Sevgili Dostlar; yıllar öncesinden hatırımda kalan bir dörtlük aklıma geldi.
Yaz diyorum kaleme,
Heyhat: yazmıyor.
Düşünmek ne kadar acı,
Yazmak ne kadar zor.
Gerçekten yazmanın ne kadar zor olduğunu zannederdim. 1974 senesinde lise son sınıfta kompozisyon dersinden de bütünlemeye kalmıştım. Bütünleme imtihanında, milli ve manevi değerlerimizle ilgili bir kompozisyon yazmamız isteniyordu. Aynı yılın Temmuz ayında gerçekleşen Kıbrıs Barış Harekatı sebebiyle yaşadığımız heyecanlı ve yüreklerimizi kabartan günler ve olaylar yaşıyorduk. Bu duygularla girdiğim bütünleme imtihanında 3,5 sahifeye yakın bir kompozisyon yazarak yüksek bir notla mezun oldum. Bu cümleden olarak;
Van gezimizde dostlarla birlikte olduğumuz, keyifli, mutlu, neşeli, huzurlu, sağlıklı, ruhen dinlendiğimiz ve motivasyonu yüksek bir 4 gün geçirdik. Yaşadığımız bu memnuniyetin bir sonucu olarak Hasan Başkan’ın bütün arkadaşlardan ısrarla istediği gezi notlarını, 1-2 sahife yazabileceğimi düşünerek yazmaya başladım. Bu kadar uzun yazabileceğimi ben de beklemiyordum. Güzel şeyler yaşadık, güzel şeyler düşündük. Aldığım bu pozitif enerji ile de gezimizi uzun uzun anlattığım uzunca bir hatırat ortaya çıktı. Umarım sıkılmadan okumuşsunuzdur.
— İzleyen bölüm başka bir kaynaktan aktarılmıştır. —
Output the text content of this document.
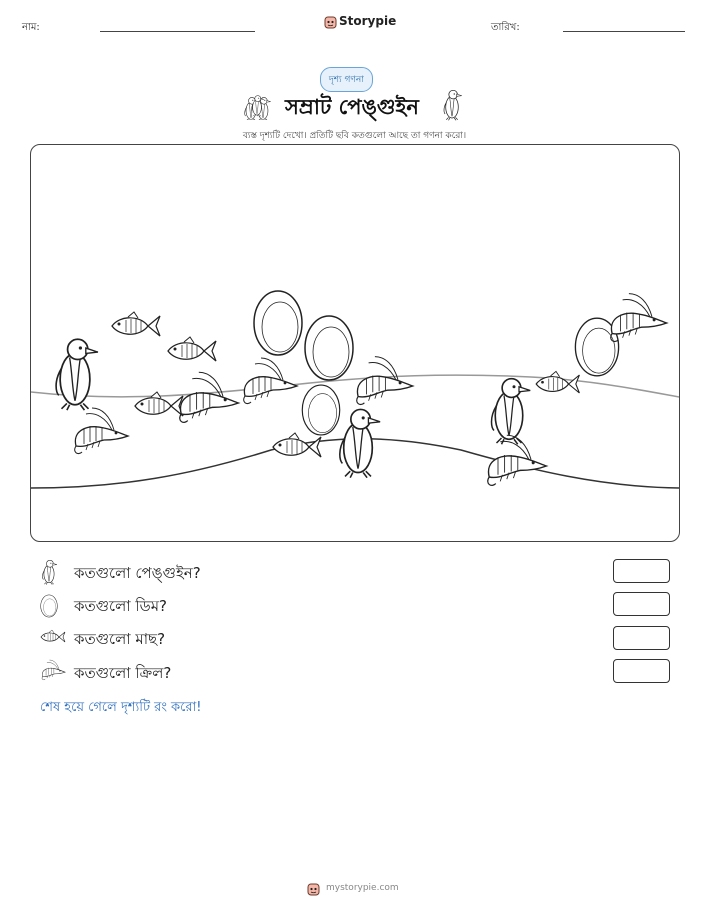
নাম:	Storypie	তারিখ:
দৃশ্য গণনা
সম্রাট পেঙ্গুইন
ব্যস্ত দৃশ্যটি দেখো। প্রতিটি ছবি কতগুলো আছে তা গণনা করো।
কতগুলো পেঙ্গুইন?
কতগুলো ডিম?
কতগুলো মাছ?
কতগুলো ক্রিল?
শেষ হয়ে গেলে দৃশ্যটি রং করো!
mystorypie.com
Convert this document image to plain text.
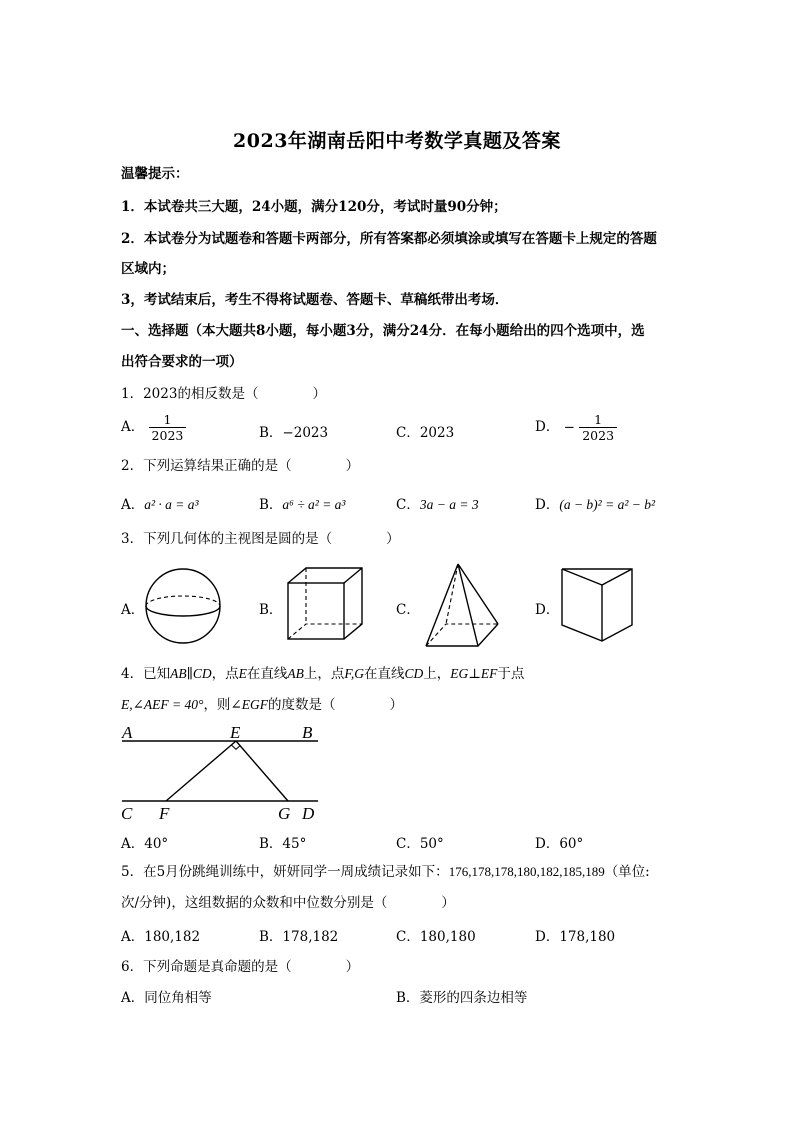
2023年湖南岳阳中考数学真题及答案
温馨提示：
1．本试卷共三大题，24小题，满分120分，考试时量90分钟；
2．本试卷分为试题卷和答题卡两部分，所有答案都必须填涂或填写在答题卡上规定的答题
区域内；
3，考试结束后，考生不得将试题卷、答题卡、草稿纸带出考场．
一、选择题（本大题共8小题，每小题3分，满分24分．在每小题给出的四个选项中，选
出符合要求的一项）
1．2023的相反数是（　　　　）
A． $\frac{1}{2023}$	B．−2023	C．2023	D． − $\frac{1}{2023}$
2．下列运算结果正确的是（　　　　）
A．a² · a = a³	B．a⁶ ÷ a² = a³	C．3a − a = 3	D．(a − b)² = a² − b²
3．下列几何体的主视图是圆的是（　　　　）
A．	B．	C．	D．
4．已知AB∥CD，点E在直线AB上，点F,G在直线CD上，EG⊥EF于点
E,∠AEF = 40°，则∠EGF的度数是（　　　　）
A	E	B
C F	G D
A．40°	B．45°	C．50°	D．60°
5．在5月份跳绳训练中，妍妍同学一周成绩记录如下：176,178,178,180,182,185,189（单位:
次/分钟)，这组数据的众数和中位数分别是（　　　　）
A．180,182	B．178,182	C．180,180	D．178,180
6．下列命题是真命题的是（　　　　）
A．同位角相等	B．菱形的四条边相等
Bu gezimizin planlanmasından sonuna kadar ki süreçte emeği geçen başta Sn. Ayşegül ve Coşkun KARAKADILAR kardeşlerimiz ve Başkanımız Sn. Hasan UZUNHASANOĞLU olmak üzere, çalıp söyledikleri türkülerle bizleri neşelendiren grubumuz üyesi sevgili İrem ÖZYURT ve Ömer Faruk KAÇAR kardeşlerimize, rehberlerimiz Sn. Özkan DENİZ ve Ahmet ERDOĞAN beylere, güvenli ve keyifli seyahat etmemizi sağlayan bütün kaptan şoförlerimize, Van Evliya Çelebi Uygulama Oteli’nin yönetici ve diğer hizmet personeline teşekkür ediyorum.
Yolculuk esnasında birbirimize yiyecekler ikram ettik, yapılan ikramlardan yedik. Yeri geldi birbirimize yardım ettik. Birbirimize şakalar yaptık, birbirimize takıldık. Varsa birbirimize geçen haklarımızı helal edelim.
Her şeyden önemlisi; kâh karada, kâh havada, kâh denizde seyahat ederek binlerce kilometre yollar katettik. Zayiatsız, kazasız, belasız, hasarsız ve sağlıklı bir şekilde yuvalarımıza ve sevdiklerimize kavuştuk.
Rabbimize şükürler olsun
Her şey dostlarla güzel. İyi ki varsınız.